Photo credit: Daniel Carlson
I’m new to town, and I like to drink. For reasons I’m not stupid enough to question, 29-95 has decided to pay me (I know!) to bring both of those considerable traits to bear as I explore the city I now call home.
Read about my past bar trips.
First things first: I call shenanigans on Google Maps, which pointed out the wrong place on my iPhone and nearly led me astray. (Dig the photographic evidence: The red dot is where they said the bar would be, and the blue dot is me at the actual bar.)
The way things went, though, maybe it’d have been for the better.
My last trip to the Heights was a success and introduced me to Alice’s Tall Texan, so I had similarly high hopes when I headed out the other day for Buffalo Fred’s Ice House. I figured I was sure to find a great bar. But that pride brought on a great fall, and I spent the night at a stereotypical roadhouse where a stripper (I think) conducted a beer raffle and all the guys seemed a little too keyed up.
Photo credit: Daniel Carlson
The joint clearly used to be a garage, and it’s nestled among car dealerships and old houses just inside the loop, on Shepherd. I walked in to find giant beer posters on the walls next to pickup tailgates that had been removed and painted with some pretty weirdly proportioned women before being hung lovingly next to the neon signs. It’s a pretty open space with some big TVs scattered about and four pool tables next to a squared-off U-shaped bar against the south wall. A buffalo head wearing a construction hat held court over the action.
I made my way to the bar and sat next to a guy in his 40s (or so) who had been stacking his Budweiser caps in front of him all night. When I got there, he was ten beers in and working on the eleventh, and occasionally singing along with the juke.

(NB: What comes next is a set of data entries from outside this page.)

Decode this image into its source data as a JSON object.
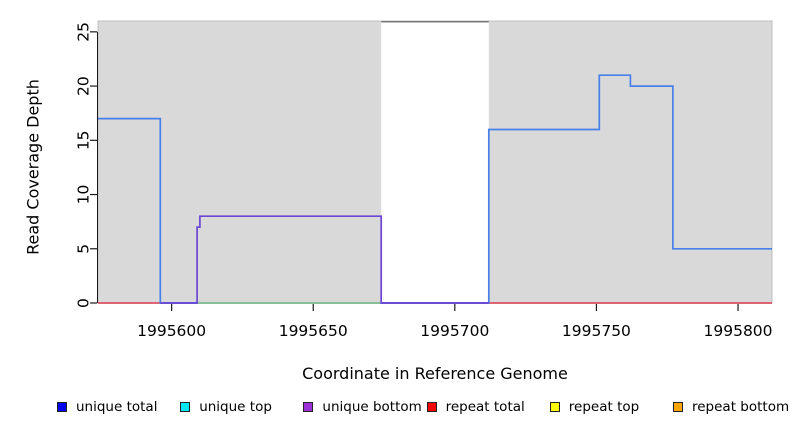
{
  "chart_data": {
    "type": "line",
    "title": "",
    "xlabel": "Coordinate in Reference Genome",
    "ylabel": "Read Coverage Depth",
    "xlim": [
      1995574,
      1995812
    ],
    "ylim": [
      0,
      26
    ],
    "x_ticks": [
      1995600,
      1995650,
      1995700,
      1995750,
      1995800
    ],
    "y_ticks": [
      0,
      5,
      10,
      15,
      20,
      25
    ],
    "grid": false,
    "panel_bg": "#d9d9d9",
    "panel_border": "#bfbfbf",
    "axis_color": "#1a1a1a",
    "highlight_region": {
      "x0": 1995674,
      "x1": 1995712,
      "fill": "#ffffff",
      "top_border": "#7a7a7a"
    },
    "series": [
      {
        "name": "repeat-baseline",
        "color": "#dc5062",
        "points": [
          [
            1995574,
            0
          ],
          [
            1995812,
            0
          ]
        ]
      },
      {
        "name": "unique-total",
        "color": "#4880ea",
        "points": [
          [
            1995574,
            17
          ],
          [
            1995596,
            17
          ],
          [
            1995596,
            0
          ],
          [
            1995712,
            0
          ],
          [
            1995712,
            16
          ],
          [
            1995751,
            16
          ],
          [
            1995751,
            21
          ],
          [
            1995762,
            21
          ],
          [
            1995762,
            20
          ],
          [
            1995777,
            20
          ],
          [
            1995777,
            5
          ],
          [
            1995812,
            5
          ]
        ]
      },
      {
        "name": "green-baseline",
        "color": "#8cc88c",
        "points": [
          [
            1995609,
            0
          ],
          [
            1995674,
            0
          ]
        ]
      },
      {
        "name": "unique-bottom",
        "color": "#6a46d6",
        "points": [
          [
            1995596,
            0
          ],
          [
            1995609,
            0
          ],
          [
            1995609,
            7
          ],
          [
            1995610,
            7
          ],
          [
            1995610,
            8
          ],
          [
            1995674,
            8
          ],
          [
            1995674,
            0
          ],
          [
            1995712,
            0
          ]
        ]
      }
    ],
    "legend": {
      "position": "bottom",
      "items": [
        {
          "label": "unique total",
          "color": "#0000f0"
        },
        {
          "label": "unique top",
          "color": "#00e8f5"
        },
        {
          "label": "unique bottom",
          "color": "#9b30d9"
        },
        {
          "label": "repeat total",
          "color": "#f00000"
        },
        {
          "label": "repeat top",
          "color": "#ffff00"
        },
        {
          "label": "repeat bottom",
          "color": "#ffa500"
        }
      ]
    }
  }
}
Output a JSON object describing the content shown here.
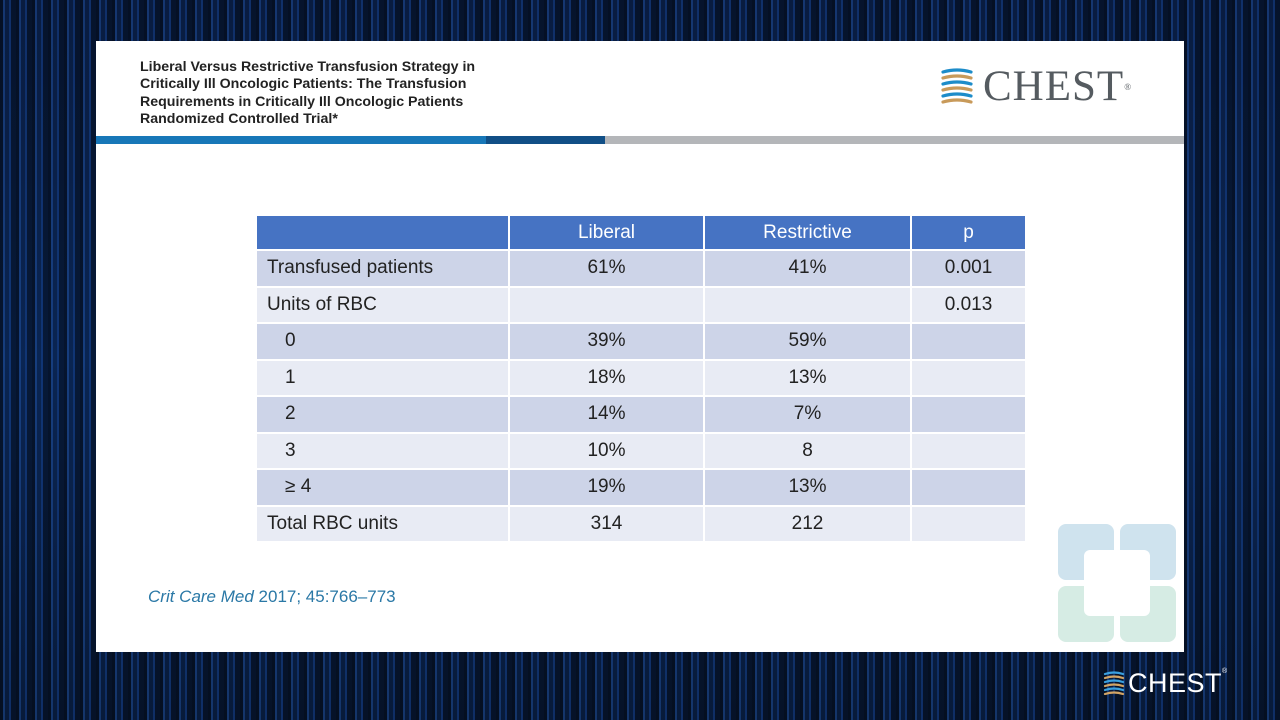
{
  "slide": {
    "title": "Liberal Versus Restrictive Transfusion Strategy in Critically Ill Oncologic Patients: The Transfusion Requirements in Critically Ill Oncologic Patients Randomized Controlled Trial*",
    "logo_text": "CHEST",
    "logo_mark": "®",
    "citation_journal": "Crit Care Med",
    "citation_rest": " 2017; 45:766–773"
  },
  "table": {
    "headers": [
      "",
      "Liberal",
      "Restrictive",
      "p"
    ],
    "rows": [
      [
        "Transfused patients",
        "61%",
        "41%",
        "0.001"
      ],
      [
        "Units of RBC",
        "",
        "",
        "0.013"
      ],
      [
        "0",
        "39%",
        "59%",
        ""
      ],
      [
        "1",
        "18%",
        "13%",
        ""
      ],
      [
        "2",
        "14%",
        "7%",
        ""
      ],
      [
        "3",
        "10%",
        "8",
        ""
      ],
      [
        "≥ 4",
        "19%",
        "13%",
        ""
      ],
      [
        "Total RBC units",
        "314",
        "212",
        ""
      ]
    ]
  },
  "footer": {
    "logo_text": "CHEST",
    "logo_mark": "®"
  },
  "colors": {
    "header_blue": "#4673c3",
    "row_dark": "#cdd4e8",
    "row_light": "#e8ebf4",
    "citation": "#2a78a6"
  },
  "icons": [
    "chest-logo-mark-icon",
    "cross-watermark-icon"
  ]
}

I liked him.
Photo credit: Daniel Carlson I’d just ordered my first drink when I was tapped on the shoulder and turned to find a blonde in a bikini top and boy shorts, perched atop clear heels, smiling and telling me her name was Lindsey. She clutched a wad of blue raffle tickets in one hand as she offered me the other to shake, then asked if I wanted to buy a set of tickets for $5. She said she was running a drawing for a bucket of beer or something. I honestly had no idea how to respond, but in the interest of this here column, and seeing what would happen, I said yes. (If I won, I planned on giving the prize away anyway.) This led to probably the weirdest moment of the night: I didn’t have cash on me, so the bartender added $5 to my tab and slid me some bills, which meant I had to pivot on my stool and hand the how-is-this-not-a-stripper a wad of singles. At happy hour on a Wednesday. This is not a thing you want to experience.
Photo credit: Daniel Carlson I passed most of the night drinking at the bar, watching the clumps of guys come up and talk to Lindsey, who treated them all with the bright, fake cheer of professional dancers nationwide. The guy next to me was content to just drink. The juke pumped out the kind of fratty strip rock that perfectly suited the predatory air; between “It’s Been Awhile” and “Kryptonite,” I half expected Lindsey to start doing things way above my pay grade.
I distracted myself by trying to figure out how the bartender got the job. She was older, Asian, and tiny: the bar practically came up to her sternum, and it seemed like she could barely lean over it between its height and the half-dozen graying Igloo coolers full of beer at her feet. At one point, a girl in her 20s joined her who was also Asian. I thought very briefly about asking if they were related or if it was just a coincidence, but then I’m just a racist in an old blue hoodie holding a raffle ticket he bought from a stripper who freelances for a beer company, and it seems like that’s pretty much the point of no return.
Photo credit: Daniel Carlson
The bottom line: I didn’t win. I asked Lindsey who she worked for, and all I got was that she didn’t work for the bar, and she also told me that there would be two girls there on Friday, so I guess she moonlights for Bud Light or something. I’m usually a (slightly) better reporter, but I think I scared her off asking directly for information like that. Maybe she thought I was vice or something.
Buffalo Fred’s wasn’t alienating or anything; on the contrary, the mustachioed dudes tearing it up there seemed to be regulars, or at least all know each other. But it’s just a completely run-of-the-mill, bland sports bar/roadhouse. It’s long on clichés and short on genuine personality. And really, if this is the kind of thrill you’re seeking, just stay home with a sixer of PBR and some Cinemax. It’s cheaper.
This is the location of the original Beaver's Ice House. Louis Beaver ran the place with his girlfriend until about 1993 or so.
He then sold the place to "Buffalo Fred" who is Vietnamese. I would guess the bartender is his wife or sister or niece or something.
The waitresses there used to work in their underwear.
It is a real icehouse. There are not many left.
She is his sister...very good friends of mine
Oh, and Louis Beaver went over to where the current Beaver's Ice House is located, and opened THAT as an Ice House, but died of a heart attack on opening weekend.
After they closed, Monica found the place, opened her BBQ joint, but kept the name.
You are horribly wrong about Louis Beaver. He did not die of a heart attack on opening weekend of the Beavers on Sawyer. You obviously did not know him at all.